Orlando scattò come un fulmine verso quella voce e rivide il ragazzetto di poco prima, di fronte ad una tomba a muro.

«Aveva il volto rigato dalle lacrime e ha detto che ha paura di morire...» Un sospiro lasciò le sue labbra. «Anche io ho tanta paura, mamma... mi manchi...»

La sua voce si interruppe e Orlando rimase immobile, osservandolo nella sua debolezza.

Pensò e ripensò, ma si rese conto che non lo aveva mai visto lì... o forse era fin troppo concentrato su Ilaria per ricordarsene.
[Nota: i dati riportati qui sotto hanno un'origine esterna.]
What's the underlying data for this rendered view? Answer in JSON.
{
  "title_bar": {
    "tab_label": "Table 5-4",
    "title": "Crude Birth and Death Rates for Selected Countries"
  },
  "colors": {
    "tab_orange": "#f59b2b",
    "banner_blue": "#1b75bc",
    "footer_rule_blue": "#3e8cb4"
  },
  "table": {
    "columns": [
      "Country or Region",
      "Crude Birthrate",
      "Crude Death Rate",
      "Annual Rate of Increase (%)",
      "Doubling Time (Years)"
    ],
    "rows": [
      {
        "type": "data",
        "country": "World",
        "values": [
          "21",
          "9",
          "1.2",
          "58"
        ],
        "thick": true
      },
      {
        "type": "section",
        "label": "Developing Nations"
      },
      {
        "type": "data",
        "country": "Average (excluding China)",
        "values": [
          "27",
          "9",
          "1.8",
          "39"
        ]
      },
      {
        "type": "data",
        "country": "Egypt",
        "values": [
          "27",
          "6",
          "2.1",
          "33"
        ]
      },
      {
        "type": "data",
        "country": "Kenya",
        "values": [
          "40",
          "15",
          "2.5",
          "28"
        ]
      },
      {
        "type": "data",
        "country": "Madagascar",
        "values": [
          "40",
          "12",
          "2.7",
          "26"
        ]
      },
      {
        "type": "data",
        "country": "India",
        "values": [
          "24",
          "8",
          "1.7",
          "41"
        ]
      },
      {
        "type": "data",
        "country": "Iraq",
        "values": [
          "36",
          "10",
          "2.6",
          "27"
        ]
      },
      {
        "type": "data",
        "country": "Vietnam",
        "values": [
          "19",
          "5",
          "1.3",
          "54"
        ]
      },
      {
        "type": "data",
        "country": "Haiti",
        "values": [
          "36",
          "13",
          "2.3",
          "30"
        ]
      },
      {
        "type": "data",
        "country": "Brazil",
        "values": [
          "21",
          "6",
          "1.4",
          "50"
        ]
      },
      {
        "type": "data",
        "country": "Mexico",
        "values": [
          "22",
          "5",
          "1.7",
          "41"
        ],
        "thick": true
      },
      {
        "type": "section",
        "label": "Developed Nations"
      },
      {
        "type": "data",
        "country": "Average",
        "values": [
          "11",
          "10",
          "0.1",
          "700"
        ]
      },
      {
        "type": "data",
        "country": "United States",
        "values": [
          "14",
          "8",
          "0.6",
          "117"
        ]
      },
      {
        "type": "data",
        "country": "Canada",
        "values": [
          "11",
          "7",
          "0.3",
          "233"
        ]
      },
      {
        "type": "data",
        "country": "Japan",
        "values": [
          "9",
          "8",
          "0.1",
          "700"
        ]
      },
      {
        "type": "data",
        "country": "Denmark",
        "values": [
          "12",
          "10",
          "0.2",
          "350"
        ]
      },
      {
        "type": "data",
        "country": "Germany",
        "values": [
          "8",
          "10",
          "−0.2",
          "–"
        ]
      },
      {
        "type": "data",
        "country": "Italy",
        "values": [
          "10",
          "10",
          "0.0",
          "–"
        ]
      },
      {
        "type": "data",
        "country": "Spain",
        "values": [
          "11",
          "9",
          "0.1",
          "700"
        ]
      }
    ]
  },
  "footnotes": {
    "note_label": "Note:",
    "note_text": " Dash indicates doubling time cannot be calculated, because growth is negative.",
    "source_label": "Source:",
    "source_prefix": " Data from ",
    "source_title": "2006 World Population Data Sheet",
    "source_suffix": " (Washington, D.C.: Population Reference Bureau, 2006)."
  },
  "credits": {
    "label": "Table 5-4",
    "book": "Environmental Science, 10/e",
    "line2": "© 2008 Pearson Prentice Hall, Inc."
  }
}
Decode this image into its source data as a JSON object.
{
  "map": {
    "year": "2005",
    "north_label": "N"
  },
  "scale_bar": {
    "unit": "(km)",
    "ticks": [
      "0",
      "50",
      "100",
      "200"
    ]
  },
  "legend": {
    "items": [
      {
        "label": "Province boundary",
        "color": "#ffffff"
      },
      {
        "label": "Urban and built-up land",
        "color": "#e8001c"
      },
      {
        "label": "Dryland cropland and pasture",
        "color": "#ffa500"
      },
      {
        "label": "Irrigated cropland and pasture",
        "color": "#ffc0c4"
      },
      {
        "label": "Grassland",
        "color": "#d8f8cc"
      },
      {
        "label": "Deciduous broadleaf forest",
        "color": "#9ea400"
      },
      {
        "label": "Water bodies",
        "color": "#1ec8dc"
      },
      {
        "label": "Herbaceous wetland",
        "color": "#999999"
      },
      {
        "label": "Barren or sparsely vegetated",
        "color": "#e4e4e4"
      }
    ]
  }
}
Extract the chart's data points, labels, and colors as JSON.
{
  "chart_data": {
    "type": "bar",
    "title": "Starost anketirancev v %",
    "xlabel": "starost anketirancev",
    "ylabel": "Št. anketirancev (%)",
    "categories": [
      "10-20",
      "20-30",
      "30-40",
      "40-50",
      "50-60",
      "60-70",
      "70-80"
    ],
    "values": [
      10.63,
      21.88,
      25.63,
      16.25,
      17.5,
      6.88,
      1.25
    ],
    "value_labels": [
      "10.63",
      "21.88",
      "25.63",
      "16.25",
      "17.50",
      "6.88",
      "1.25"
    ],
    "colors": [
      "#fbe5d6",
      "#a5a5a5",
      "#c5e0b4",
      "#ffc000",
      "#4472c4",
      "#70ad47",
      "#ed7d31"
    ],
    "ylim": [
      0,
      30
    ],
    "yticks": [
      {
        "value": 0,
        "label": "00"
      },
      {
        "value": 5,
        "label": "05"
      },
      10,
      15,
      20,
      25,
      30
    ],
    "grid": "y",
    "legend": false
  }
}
Lo osservò ancora, vedendo come accarezzava la foto della donna dai capelli biondi tinti e un sorriso meraviglioso, per poi lasciarsi andare ad un bagno di lacrime, inginocchiandosi e prendendosi il volto tra le mani.

"Siete così simili" constatò il fantasma, avvicinandosi con cautela al ragazzo. "Forse posso aiutare entrambi..."

E dopo quel pensiero, si allontanò, lasciando che entrambi avessero la loro meritata solitudine.